Oui. L’annonce a été faite hier soir sur la chaine de télé CBS par Jeff Bezos, le patron d’Amazon qui est maintenant aussi celui du quotidien le Washington Post. " Nous pouvons livrer en une demi-heure des objets pesant jusqu'à 2 kilos 300. Ça représente 86% de nos livraisons. C'est très écologique, c'est bien mieux qu'avec les camions de transport". Ces mini-drones sont alimentés par des moteurs électriques. Ils peuvent évoluer dans un rayon de 10 miles, 16 km, autour des entrepôts, ce qui donne accès à une très grande partie de la population urbaine. Le nom du service : Amazon Prime Air.

Jeff Bezos concède que ça ressemble à de la science-fiction. Mais il affirme que ce n’en est pas, même si ça ne devrait voir le jour que dans quatre ou cinq ans.

D’ici là, il faudra convaincre les autorités fédérale américaines de légaliser l’utilisation de drones privés. Le projet est à l’étude, mais il butte sur pas mal de difficultés légales et techniques.

En attendant, Amazon s’offre un vrai coup de pub.

Oui, bien réel et immédiat celui-là.

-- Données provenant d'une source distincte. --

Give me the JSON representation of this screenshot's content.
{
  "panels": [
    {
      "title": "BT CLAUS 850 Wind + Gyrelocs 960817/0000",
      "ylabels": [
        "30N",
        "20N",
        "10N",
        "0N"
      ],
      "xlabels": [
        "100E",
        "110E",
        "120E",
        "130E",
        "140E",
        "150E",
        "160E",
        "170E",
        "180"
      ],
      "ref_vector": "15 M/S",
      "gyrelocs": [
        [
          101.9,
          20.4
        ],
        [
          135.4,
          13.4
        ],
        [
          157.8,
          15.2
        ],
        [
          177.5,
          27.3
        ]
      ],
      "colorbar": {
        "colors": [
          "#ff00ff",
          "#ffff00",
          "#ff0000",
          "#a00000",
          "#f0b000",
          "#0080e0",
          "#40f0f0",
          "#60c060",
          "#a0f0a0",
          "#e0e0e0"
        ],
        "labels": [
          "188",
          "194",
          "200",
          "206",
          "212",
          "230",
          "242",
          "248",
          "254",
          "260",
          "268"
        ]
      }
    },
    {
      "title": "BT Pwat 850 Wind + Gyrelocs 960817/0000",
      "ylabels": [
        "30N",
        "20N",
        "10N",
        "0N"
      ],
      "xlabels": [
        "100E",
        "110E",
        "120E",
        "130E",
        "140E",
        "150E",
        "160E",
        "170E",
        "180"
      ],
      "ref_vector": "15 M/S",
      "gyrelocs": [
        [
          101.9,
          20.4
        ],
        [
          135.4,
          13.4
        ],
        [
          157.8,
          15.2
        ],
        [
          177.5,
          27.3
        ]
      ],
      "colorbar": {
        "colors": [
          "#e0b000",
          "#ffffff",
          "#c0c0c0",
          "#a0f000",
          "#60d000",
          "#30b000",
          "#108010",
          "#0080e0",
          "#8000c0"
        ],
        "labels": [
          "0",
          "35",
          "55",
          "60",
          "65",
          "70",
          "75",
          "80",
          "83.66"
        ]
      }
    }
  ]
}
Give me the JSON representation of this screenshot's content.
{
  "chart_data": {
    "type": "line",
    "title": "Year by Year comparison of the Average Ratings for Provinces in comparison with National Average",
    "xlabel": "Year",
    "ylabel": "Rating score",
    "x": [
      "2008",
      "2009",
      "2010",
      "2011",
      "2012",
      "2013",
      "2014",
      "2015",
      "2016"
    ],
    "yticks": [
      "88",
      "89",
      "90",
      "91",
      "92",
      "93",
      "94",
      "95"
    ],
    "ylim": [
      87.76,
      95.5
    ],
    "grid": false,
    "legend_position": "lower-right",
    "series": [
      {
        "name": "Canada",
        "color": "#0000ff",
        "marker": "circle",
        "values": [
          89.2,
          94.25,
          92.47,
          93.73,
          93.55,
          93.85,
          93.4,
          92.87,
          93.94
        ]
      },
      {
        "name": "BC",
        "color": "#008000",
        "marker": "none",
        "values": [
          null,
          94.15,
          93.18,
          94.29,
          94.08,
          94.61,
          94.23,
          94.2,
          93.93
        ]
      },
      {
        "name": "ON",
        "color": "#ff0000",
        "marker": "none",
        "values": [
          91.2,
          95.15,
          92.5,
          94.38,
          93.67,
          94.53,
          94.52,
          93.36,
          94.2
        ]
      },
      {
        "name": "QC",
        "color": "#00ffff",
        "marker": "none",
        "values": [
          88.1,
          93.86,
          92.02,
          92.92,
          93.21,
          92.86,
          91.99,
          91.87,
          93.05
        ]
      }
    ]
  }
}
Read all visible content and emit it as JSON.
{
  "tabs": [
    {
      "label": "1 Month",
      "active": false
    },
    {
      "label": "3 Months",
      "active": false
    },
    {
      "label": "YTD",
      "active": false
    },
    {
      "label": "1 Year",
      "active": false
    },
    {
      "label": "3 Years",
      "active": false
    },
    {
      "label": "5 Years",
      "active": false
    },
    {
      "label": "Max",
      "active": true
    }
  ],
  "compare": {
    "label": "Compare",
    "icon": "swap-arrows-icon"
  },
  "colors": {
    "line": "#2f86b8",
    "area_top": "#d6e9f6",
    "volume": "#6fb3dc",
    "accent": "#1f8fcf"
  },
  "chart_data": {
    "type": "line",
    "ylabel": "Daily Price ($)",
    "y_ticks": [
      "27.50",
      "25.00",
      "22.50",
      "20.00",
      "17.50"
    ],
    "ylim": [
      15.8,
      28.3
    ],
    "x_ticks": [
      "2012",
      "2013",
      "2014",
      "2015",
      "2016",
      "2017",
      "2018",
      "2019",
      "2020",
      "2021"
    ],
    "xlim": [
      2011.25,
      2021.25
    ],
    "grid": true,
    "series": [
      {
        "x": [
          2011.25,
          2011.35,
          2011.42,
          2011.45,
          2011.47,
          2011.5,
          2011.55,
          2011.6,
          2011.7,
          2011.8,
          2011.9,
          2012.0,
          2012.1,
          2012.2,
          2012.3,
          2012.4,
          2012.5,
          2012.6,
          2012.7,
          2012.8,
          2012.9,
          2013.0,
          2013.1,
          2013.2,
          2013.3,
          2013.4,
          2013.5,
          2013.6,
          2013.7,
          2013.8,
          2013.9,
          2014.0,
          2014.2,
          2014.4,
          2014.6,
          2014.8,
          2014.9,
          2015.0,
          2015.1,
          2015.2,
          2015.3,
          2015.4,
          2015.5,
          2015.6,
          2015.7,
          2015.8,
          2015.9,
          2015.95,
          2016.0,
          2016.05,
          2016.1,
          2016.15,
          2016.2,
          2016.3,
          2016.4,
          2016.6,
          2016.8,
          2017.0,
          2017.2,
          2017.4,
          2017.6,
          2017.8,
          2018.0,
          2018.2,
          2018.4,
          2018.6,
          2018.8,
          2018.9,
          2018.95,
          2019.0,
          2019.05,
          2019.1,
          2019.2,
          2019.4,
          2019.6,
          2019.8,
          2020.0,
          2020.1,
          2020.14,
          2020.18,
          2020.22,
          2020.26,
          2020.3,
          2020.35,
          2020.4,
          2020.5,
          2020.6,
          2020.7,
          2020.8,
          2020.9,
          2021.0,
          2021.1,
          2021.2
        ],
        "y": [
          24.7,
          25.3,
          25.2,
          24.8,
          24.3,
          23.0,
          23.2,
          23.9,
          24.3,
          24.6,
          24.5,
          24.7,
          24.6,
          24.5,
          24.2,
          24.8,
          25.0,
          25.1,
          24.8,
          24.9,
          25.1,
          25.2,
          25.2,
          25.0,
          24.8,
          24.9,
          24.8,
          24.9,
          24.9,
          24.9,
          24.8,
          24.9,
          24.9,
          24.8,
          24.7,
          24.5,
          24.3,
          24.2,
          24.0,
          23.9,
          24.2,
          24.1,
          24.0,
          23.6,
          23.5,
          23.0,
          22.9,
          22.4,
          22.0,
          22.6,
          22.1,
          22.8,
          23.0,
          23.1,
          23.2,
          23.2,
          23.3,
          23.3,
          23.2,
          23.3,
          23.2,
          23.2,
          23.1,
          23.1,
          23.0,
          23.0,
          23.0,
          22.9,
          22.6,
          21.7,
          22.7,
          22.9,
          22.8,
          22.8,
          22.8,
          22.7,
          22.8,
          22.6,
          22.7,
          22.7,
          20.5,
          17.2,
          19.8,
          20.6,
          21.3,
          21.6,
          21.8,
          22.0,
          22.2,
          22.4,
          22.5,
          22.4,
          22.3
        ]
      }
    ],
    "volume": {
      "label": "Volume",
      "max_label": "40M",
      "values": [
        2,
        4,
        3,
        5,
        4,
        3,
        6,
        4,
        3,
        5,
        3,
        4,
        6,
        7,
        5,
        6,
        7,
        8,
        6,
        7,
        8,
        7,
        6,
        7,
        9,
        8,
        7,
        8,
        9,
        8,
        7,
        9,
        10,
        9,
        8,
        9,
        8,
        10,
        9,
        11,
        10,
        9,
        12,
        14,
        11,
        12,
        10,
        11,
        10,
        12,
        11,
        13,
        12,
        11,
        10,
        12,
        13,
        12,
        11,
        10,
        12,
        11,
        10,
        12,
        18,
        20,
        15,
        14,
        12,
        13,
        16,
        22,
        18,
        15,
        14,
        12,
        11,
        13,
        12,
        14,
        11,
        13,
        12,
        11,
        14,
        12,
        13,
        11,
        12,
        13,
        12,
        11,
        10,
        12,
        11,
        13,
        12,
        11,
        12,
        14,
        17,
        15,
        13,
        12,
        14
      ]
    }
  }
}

A preuve, la mise en ligne juste après l’interview d’une vidéo qui fait la démonstration de cette livraison du futur, depuis la commande du client via sa tablette jusqu’au dépôt du colis par le drone dans son jardin.

A quelques jours des fêtes de fin d’année, tout ça est évidemment cousu de fil blanc. Les cadeaux de Noël sont un énorme marché et le commerce en ligne ne cesse de gagner du terrain face aux magasins physiques. C’est le bon moment pour faire parler de soi.

C’est aussi l’occasion de faire oublier les critiques formulées à l’égard de cette entreprise.

Oui. Des députés britanniques et l'organisation de commerce équitable Ethical Consumer viennent d’appeler à un " boycott de Noël " d'Amazon. Ils l’accusent d’éluder l’impôt grâce à des montages fiscaux agressifs.

Et lundi dernier, le magazine Panorama de la BBC a diffusé un reportage qui a fait grand bruit Outre-Manche. Un des ses journalistes s’est fait engager par Amazon. Il a filmé en caméra cachée une nuit de travail dans un de ses entrepôts au Pays de Galles. Son job était celui d’un picker, un cueilleur, qui parcourt pendant des heures des allées interminables pour aller chercher les colis et les faire parvenir au service d’expédition. Un travail harassant, tant physiquement que psychologiquement, bien loin de l’image hi-tech que se donne l’entreprise. Le titre du reportage: " La vérité derrière le clic ".